Hello, can I help you?

It’s not Lorelle. It’s Jan, the other one.

Howdy, Jan. No, I was just wondering if Lorelle was about.

You just missed her by two minutes, not even. Can I give her a message?

No, it’s all right. Yes, OK. Just tell her Lee was passing and says, Buenos dias.

Okey dokey. How are you spelling that?

I prefer to walk, given the option. You miss so much in cars. There is a weeping willow by the postbox grown over the fence, a group of starlings circling over the old schoolhouse. I see the milk float parked. I often see the milkman. We had a conversation about asteroids once. I do not know his name, even though we discussed the universe at length. Change is in the air. I can feel it in my bones.
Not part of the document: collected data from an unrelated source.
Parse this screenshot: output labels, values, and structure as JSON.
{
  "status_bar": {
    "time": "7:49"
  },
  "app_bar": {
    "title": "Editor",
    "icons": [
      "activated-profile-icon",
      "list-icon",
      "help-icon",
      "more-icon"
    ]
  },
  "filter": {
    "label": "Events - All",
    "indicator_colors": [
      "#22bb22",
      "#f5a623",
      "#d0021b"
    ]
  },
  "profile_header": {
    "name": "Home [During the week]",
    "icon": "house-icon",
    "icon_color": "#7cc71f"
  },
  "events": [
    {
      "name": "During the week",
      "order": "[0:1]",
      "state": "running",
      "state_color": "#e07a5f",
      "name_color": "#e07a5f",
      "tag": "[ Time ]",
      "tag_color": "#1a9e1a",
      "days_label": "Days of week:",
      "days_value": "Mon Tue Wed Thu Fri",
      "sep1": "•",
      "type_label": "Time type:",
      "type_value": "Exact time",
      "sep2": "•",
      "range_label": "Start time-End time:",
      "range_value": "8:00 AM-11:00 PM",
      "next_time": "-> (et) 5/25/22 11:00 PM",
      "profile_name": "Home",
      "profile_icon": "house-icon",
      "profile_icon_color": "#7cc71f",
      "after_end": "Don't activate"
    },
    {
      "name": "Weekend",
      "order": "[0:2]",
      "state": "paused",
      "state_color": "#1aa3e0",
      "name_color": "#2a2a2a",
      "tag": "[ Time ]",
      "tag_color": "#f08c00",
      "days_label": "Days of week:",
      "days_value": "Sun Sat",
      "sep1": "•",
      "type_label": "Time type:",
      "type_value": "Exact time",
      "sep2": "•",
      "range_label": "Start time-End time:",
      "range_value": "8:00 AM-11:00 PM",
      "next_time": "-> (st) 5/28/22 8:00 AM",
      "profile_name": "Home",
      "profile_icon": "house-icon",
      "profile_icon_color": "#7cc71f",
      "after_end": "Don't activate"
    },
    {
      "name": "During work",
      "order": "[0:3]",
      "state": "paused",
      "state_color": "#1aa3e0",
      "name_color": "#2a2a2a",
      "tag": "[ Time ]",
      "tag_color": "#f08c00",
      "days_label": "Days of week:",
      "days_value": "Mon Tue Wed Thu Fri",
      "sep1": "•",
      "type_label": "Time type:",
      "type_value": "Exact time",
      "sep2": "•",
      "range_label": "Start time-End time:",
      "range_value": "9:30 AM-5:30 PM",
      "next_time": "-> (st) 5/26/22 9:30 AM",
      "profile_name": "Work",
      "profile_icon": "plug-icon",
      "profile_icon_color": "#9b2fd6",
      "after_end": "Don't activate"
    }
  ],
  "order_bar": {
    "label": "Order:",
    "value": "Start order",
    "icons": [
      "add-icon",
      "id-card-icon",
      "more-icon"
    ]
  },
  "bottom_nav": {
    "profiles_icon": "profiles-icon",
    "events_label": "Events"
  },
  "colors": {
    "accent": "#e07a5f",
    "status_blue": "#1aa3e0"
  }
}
Irene’s got the fan heater on in the office.

Hello, Lee. What have you done with the sunshine?

I find Derek sitting on a Winchester Mid Oak Veneer eating a bacon butty.

Get that kettle on, son.

I find Mikey to ask if he wants a brew. He is still sitting in the hearse in his anorak, reading the Sun.

Young man, you’re a star, he says.

I take Howard his usual coffee, one sugar, two biscuits. He is checking his tie in the mirror. He sees me in the mirror. Teethfest.

Hello there, Lee. All right? Have you cut your hair? You look different.